Pimps Don’t Cry Music Video
Unfortunately this isn’t the faux music video that I was hoping for, with Will Ferrell taking the lead. Thankfully his absence in this more serious music video for the movie is made up for somewhat by the presence of the gorgeous Eva Mendes, who performs the song.
Everybody Hates The DVD Guy
Here we get nearly 5 minutes of people talking to a camera-wielding crew member who appears to be irritating many of the other crew members, and cast members, by filming them between takes. It’s an odd extra, taken far too seriously considering it’s supposed to be a joke, and consequently not in the least bit funny.
Finally we get a selection of Previews, for Salt, Easy-A and that damn facebook movie The Social Network. What’s next, Tweet Home Alabama?
The Other Guys is a disjointed, badly-paced, poorly-plotted sub-Hot Fuzz quality comedy, which still has its hilarious moments, but generally does not come together as a cohesive, enjoyable whole. It’s entertaining, in parts, but closer in quality to Talladega Nights than Anchorman in the Will Ferrell spectrum of comedy. Will Ferrell has his moments, Mark Wahlberg is surprisingly adept at comedy, and there is an assortment of other famous faces, but most of them are utterly wasted along the way. It’s a totally hit-and-miss affair, with too many flat stretches to maintain momentum, and not enough hilarity to really revive the proceedings.

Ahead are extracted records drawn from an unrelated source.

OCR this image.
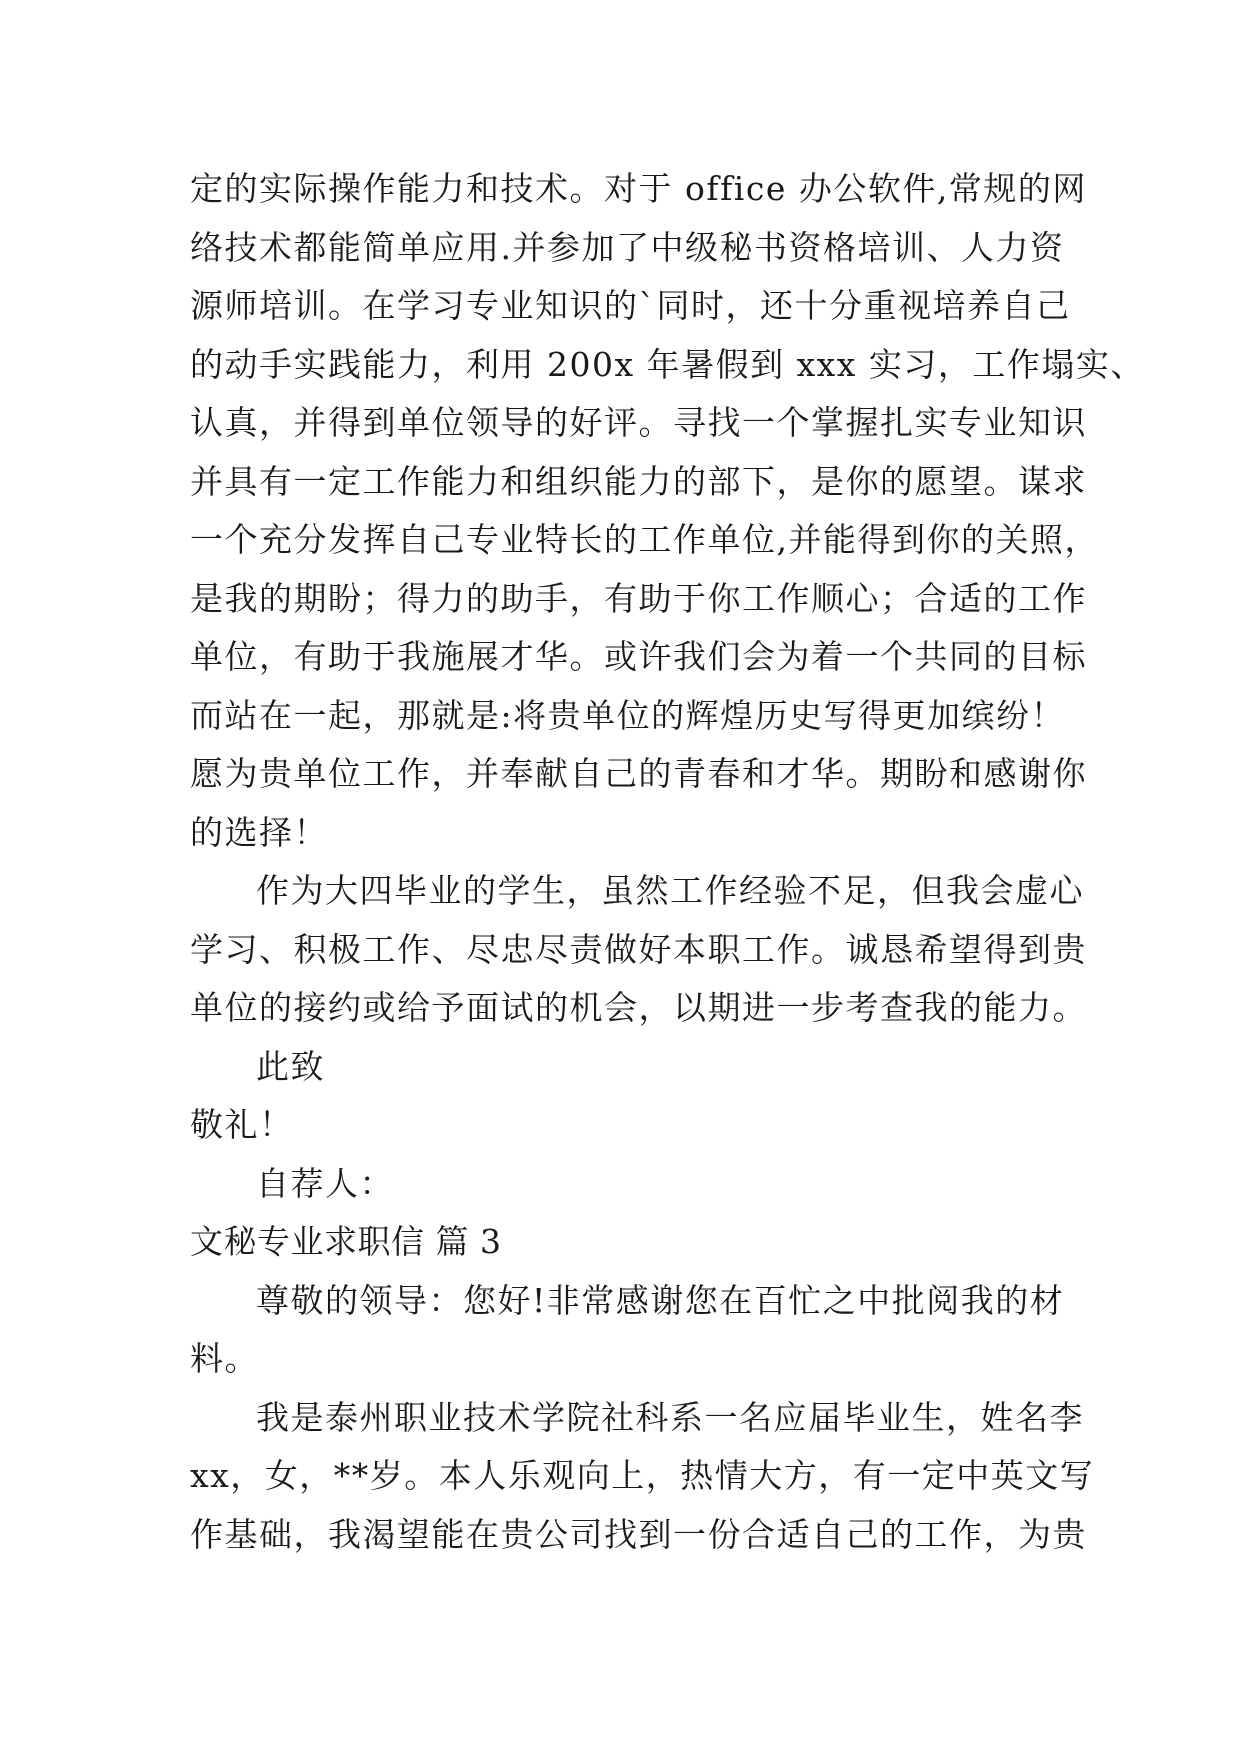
定的实际操作能力和技术。对于 office 办公软件,常规的网
络技术都能简单应用.并参加了中级秘书资格培训、人力资
源师培训。在学习专业知识的`同时，还十分重视培养自己
的动手实践能力，利用 200x 年暑假到 xxx 实习，工作塌实、
认真，并得到单位领导的好评。寻找一个掌握扎实专业知识
并具有一定工作能力和组织能力的部下，是你的愿望。谋求
一个充分发挥自己专业特长的工作单位,并能得到你的关照，
是我的期盼；得力的助手，有助于你工作顺心；合适的工作
单位，有助于我施展才华。或许我们会为着一个共同的目标
而站在一起，那就是:将贵单位的辉煌历史写得更加缤纷！
愿为贵单位工作，并奉献自己的青春和才华。期盼和感谢你
的选择！
作为大四毕业的学生，虽然工作经验不足，但我会虚心
学习、积极工作、尽忠尽责做好本职工作。诚恳希望得到贵
单位的接约或给予面试的机会，以期进一步考查我的能力。
此致
敬礼！
自荐人：
文秘专业求职信 篇 3
尊敬的领导：您好!非常感谢您在百忙之中批阅我的材
料。
我是泰州职业技术学院社科系一名应届毕业生，姓名李
xx，女，**岁。本人乐观向上，热情大方，有一定中英文写
作基础，我渴望能在贵公司找到一份合适自己的工作，为贵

On Region Free US Blu-ray we get not only the already overlong Theatrical Cut but also an even longer Extended Edition, which – despite containing some additional humour – only comes recommended to those who’ve already seen, and enjoyed the Theatrical Cut. If you’re new to the piece, you should test the waters with the shorter version first, and see if it works for you. The release boasts superb video and noisy audio, as well as a plethora of (also hit-and-miss) extras. Fans should consider it a worthy purchase, newcomers who loved Talladega Nights could probably afford to blind-buy it, but everybody else – even Will Ferrell fans – should really rent it first and see if you like it enough to add to your collection. A mixed bag indeed.